Paul has been outspoken against the FBI’s search. “The FBI raid on President Trump was approved by Director [Chris] Wray,” Paul wrote on Twitter shortly after the raid. “Today’s raid is outrageous and unjust, but predictable.” Trump had appointed Wray to lead the FBI when he took office, but their relationship eroded when Trump began to believe that Wray was not sufficiently loyal to him.
If Trump is indeed charged under the Espionage Act, it would be the first time that a president has faced scrutiny under that law.
Paul’s call to repeal the Espionage Act came as other Republicans were loudly condemning the investigation, claiming that it is politically motivated, though commentators have said that failing to investigate the documents would be the truly politically motivated move. Legal experts say that the FBI has been relatively soft on Trump throughout the investigation.
Still, far right Republicans have called for the FBI to be defunded and replaced with an agency that is controlled by the far right.
Like the calls to defund the FBI, experts say that there is weight to Paul’s call to abolish the Espionage Act. But if such demands are motivated by bad faith views, the laws or agencies that the right wing calls to abolish could be replaced with institutions that even further favor the far right.
In this case, it seems as though Paul is likely joining his fellow GOP lawmakers in calling for impunity for Trump, as the party has done for over a year in relation to his role in inciting the January 6 attack on the Capitol.
Government watchdogs and advocates for democracy have indeed called for Trump to be prosecuted for trying to overturn the 2020 election or for a variety of other crimes that he appears to have committed, but the right has doggedly lined up behind Trump to ensure that he doesn’t face consequences.
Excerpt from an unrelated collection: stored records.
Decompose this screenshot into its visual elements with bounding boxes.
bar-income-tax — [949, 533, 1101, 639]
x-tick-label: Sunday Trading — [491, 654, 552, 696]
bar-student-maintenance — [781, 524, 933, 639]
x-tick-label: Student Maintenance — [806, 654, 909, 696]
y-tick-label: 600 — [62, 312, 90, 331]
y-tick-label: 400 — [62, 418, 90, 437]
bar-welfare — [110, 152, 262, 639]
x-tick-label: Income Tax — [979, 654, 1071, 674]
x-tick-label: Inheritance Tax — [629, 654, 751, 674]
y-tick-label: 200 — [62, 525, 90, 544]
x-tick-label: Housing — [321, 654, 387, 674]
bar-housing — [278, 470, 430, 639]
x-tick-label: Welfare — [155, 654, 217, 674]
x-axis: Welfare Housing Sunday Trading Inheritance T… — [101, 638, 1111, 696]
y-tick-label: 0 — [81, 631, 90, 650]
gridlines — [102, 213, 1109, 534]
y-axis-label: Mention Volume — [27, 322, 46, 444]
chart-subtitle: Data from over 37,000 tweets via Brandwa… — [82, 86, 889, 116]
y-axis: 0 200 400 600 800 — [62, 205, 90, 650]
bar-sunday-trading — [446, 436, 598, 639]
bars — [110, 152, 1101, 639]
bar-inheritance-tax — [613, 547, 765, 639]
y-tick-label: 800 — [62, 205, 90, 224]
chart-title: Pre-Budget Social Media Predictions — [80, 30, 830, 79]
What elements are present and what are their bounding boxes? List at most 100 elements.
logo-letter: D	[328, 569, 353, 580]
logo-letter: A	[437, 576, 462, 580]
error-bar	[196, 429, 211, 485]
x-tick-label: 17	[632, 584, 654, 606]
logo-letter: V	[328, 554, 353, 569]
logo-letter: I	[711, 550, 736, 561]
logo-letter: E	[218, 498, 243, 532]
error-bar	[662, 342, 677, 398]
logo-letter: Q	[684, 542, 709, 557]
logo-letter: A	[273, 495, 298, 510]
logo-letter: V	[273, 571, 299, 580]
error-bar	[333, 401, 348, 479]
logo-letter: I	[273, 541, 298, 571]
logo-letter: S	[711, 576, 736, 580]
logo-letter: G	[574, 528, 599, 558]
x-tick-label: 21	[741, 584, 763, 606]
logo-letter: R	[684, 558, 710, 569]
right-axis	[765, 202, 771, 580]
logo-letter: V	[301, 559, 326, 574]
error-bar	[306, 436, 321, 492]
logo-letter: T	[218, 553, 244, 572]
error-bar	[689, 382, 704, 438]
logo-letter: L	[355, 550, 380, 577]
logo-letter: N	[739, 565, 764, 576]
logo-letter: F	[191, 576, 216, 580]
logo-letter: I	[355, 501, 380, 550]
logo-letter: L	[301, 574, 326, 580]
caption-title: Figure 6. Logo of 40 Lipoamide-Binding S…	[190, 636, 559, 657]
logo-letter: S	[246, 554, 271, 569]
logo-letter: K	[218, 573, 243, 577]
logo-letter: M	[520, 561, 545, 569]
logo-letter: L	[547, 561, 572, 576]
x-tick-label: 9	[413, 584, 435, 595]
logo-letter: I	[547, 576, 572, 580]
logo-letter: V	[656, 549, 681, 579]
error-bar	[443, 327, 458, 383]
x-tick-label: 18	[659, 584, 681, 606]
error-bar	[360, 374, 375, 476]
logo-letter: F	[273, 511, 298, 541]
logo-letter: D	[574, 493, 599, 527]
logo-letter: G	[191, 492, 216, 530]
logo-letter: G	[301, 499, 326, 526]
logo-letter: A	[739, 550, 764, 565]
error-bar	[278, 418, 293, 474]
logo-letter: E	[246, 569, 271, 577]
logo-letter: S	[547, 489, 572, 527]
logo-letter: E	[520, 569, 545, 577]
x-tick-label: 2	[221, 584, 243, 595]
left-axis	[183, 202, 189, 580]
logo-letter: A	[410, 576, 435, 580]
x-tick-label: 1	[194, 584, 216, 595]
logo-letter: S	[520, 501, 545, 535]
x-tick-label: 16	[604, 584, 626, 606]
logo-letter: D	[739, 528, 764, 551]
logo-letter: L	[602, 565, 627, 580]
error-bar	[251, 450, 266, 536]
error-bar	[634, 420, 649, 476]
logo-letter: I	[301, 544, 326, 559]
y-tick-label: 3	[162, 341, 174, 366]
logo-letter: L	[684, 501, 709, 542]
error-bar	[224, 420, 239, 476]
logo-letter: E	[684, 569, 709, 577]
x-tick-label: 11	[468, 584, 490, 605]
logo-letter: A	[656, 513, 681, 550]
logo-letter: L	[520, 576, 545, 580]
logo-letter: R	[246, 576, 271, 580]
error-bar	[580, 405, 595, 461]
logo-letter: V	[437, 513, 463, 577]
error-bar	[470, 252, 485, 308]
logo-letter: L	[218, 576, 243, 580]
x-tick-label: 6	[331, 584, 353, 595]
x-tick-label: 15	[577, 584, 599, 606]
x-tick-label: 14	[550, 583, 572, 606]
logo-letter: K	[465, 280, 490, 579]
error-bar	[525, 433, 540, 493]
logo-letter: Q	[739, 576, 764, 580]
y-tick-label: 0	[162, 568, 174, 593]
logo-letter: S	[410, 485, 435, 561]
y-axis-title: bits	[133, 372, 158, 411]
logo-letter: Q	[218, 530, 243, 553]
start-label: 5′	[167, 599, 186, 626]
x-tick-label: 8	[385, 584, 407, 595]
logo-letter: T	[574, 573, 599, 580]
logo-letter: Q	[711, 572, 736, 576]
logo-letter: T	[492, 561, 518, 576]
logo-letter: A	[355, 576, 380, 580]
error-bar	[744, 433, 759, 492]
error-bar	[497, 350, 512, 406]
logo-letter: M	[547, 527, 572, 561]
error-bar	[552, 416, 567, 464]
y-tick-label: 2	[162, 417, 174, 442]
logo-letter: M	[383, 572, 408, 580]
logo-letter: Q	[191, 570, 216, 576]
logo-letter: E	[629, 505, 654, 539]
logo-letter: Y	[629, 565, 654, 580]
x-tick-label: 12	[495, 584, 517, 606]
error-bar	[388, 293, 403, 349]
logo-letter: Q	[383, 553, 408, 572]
After all, Senate Republicans voted against convicting Trump during both of his impeachment proceedings, despite massive amounts of evidence against him.
Meanwhile, Trump’s most loyal followers have responded to the FBI search by threatening violence and calling for civil war. One Trump loyalist executed an attack on an FBI office in Cincinnati, Ohio, demonstrating that some right-wingers are willing to enact violence if Trump faces penalties for his behavior.